È sua la chiamata allo sciopero generale, che potrebbe accendere ulteriormente le proteste, sebbene la sua lista politica “Sairoun” è parte della coalizione di governo.

Ma la situazione rischia di esplodere: la rabbia della gente, soprattutto dei giovani, la stragrande maggioranza della popolazione, senza lavoro né prospettive ha fatto saltare il tappo. Spesso lontani dai partiti politici, sono scesi in strada spontaneamente per rivendicare condizioni di vita dignitose. Il loro grido “Il popolo vuole la caduta del regime” richiama immediatamente gli slogan simbolo delle primavere arabe del 2011 che non hanno toccato l’Iraq.

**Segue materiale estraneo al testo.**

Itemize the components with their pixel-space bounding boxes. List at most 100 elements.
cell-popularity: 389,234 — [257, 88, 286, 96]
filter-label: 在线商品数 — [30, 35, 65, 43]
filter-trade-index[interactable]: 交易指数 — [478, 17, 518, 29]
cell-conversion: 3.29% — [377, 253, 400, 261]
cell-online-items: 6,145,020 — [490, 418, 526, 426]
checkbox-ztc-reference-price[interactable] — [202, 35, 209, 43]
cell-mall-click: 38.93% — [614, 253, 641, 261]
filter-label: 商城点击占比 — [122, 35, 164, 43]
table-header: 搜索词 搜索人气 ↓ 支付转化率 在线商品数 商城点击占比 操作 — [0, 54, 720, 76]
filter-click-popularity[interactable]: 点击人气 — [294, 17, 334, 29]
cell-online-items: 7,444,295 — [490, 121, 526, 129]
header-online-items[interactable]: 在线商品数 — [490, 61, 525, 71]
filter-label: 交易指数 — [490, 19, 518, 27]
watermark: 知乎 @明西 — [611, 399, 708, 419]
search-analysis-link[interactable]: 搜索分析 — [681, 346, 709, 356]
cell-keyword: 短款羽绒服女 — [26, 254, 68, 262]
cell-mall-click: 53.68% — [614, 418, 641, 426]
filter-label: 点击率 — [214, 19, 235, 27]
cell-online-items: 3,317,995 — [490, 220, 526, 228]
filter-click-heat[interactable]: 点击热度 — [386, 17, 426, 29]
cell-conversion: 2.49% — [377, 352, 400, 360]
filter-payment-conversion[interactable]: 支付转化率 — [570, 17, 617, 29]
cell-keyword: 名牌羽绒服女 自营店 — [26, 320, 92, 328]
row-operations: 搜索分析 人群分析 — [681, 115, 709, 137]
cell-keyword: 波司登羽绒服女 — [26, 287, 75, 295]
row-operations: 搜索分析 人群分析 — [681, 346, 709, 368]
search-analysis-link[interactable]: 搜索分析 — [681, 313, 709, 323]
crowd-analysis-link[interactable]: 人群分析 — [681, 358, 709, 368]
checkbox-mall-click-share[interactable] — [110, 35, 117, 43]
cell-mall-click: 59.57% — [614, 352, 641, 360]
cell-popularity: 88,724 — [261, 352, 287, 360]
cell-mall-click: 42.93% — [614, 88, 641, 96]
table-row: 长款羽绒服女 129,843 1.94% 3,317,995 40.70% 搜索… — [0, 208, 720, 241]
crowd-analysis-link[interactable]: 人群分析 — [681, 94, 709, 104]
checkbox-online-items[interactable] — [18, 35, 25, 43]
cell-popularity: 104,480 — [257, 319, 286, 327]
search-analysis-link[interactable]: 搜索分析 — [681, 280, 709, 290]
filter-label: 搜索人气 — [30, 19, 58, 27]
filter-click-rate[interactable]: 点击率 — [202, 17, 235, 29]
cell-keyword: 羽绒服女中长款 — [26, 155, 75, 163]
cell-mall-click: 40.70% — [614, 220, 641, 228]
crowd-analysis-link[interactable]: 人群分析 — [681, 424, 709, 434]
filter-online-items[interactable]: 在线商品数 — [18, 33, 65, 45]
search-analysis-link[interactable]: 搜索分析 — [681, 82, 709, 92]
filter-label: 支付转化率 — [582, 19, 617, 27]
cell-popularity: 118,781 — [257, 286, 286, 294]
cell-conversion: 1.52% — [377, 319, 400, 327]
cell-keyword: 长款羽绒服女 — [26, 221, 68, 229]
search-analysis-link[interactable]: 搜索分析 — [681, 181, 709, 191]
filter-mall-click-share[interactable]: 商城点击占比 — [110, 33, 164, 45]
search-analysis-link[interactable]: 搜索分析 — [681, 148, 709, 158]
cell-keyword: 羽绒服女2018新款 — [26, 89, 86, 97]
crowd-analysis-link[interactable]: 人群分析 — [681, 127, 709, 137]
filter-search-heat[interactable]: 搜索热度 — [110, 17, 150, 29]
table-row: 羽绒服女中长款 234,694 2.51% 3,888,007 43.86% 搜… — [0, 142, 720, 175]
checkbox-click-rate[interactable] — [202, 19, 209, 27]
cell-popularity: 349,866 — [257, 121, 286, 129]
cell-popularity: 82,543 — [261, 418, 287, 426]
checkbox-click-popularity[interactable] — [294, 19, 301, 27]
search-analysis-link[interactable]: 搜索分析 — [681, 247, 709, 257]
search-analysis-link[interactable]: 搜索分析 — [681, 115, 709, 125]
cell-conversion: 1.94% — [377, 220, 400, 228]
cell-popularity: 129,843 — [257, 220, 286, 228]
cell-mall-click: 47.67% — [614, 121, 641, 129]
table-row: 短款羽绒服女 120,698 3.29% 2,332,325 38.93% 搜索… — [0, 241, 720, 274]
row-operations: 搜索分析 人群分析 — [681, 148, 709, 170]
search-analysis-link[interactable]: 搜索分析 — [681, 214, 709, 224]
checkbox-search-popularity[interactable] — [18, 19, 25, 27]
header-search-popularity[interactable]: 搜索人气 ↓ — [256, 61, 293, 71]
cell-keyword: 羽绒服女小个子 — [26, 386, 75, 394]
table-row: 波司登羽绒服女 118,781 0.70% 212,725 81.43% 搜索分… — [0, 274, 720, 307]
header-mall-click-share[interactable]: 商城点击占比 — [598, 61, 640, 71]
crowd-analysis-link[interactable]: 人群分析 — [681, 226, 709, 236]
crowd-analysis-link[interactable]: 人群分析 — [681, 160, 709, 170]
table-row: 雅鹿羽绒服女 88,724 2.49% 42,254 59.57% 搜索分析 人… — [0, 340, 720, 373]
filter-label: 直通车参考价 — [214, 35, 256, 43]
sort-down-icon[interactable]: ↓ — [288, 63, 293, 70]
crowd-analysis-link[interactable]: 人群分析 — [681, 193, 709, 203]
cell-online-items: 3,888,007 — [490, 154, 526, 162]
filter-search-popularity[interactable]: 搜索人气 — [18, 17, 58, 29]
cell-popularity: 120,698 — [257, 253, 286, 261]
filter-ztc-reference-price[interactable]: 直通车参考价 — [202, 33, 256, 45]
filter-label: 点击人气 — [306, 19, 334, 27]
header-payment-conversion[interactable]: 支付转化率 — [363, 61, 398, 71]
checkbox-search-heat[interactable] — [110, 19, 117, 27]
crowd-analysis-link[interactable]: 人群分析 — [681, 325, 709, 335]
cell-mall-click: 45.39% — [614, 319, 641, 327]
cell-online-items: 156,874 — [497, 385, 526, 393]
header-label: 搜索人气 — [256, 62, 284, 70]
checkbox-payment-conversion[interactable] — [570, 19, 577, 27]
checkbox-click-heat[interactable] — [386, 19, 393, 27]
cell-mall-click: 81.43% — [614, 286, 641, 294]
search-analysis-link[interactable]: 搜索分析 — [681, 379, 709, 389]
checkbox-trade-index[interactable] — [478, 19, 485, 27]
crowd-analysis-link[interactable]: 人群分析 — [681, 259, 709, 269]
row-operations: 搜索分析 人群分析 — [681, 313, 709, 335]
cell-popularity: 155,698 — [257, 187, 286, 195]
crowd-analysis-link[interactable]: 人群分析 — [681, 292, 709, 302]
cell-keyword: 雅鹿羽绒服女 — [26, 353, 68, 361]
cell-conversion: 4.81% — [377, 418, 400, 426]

Che ha invece attraversato anni di disperazione, terrorismo, occupazione di un terzo del paese da parte dell’Isis, di centinaia di miliardi di dollari di finanziamenti per la ricostruzione svaniti nelle pieghe della corruzione (Baghdad è il 12esimo paese più corrotto al mondo secondo l’indice Transparency International’s Corruption Perceptions Index). E che oggi, all’orizzonte, vede arrivare un nuovo conflitto, quello tra Iran e Stati Uniti, che potrebbe avere come terreno di scontro un paese in guerra permanente dal secolo scorso.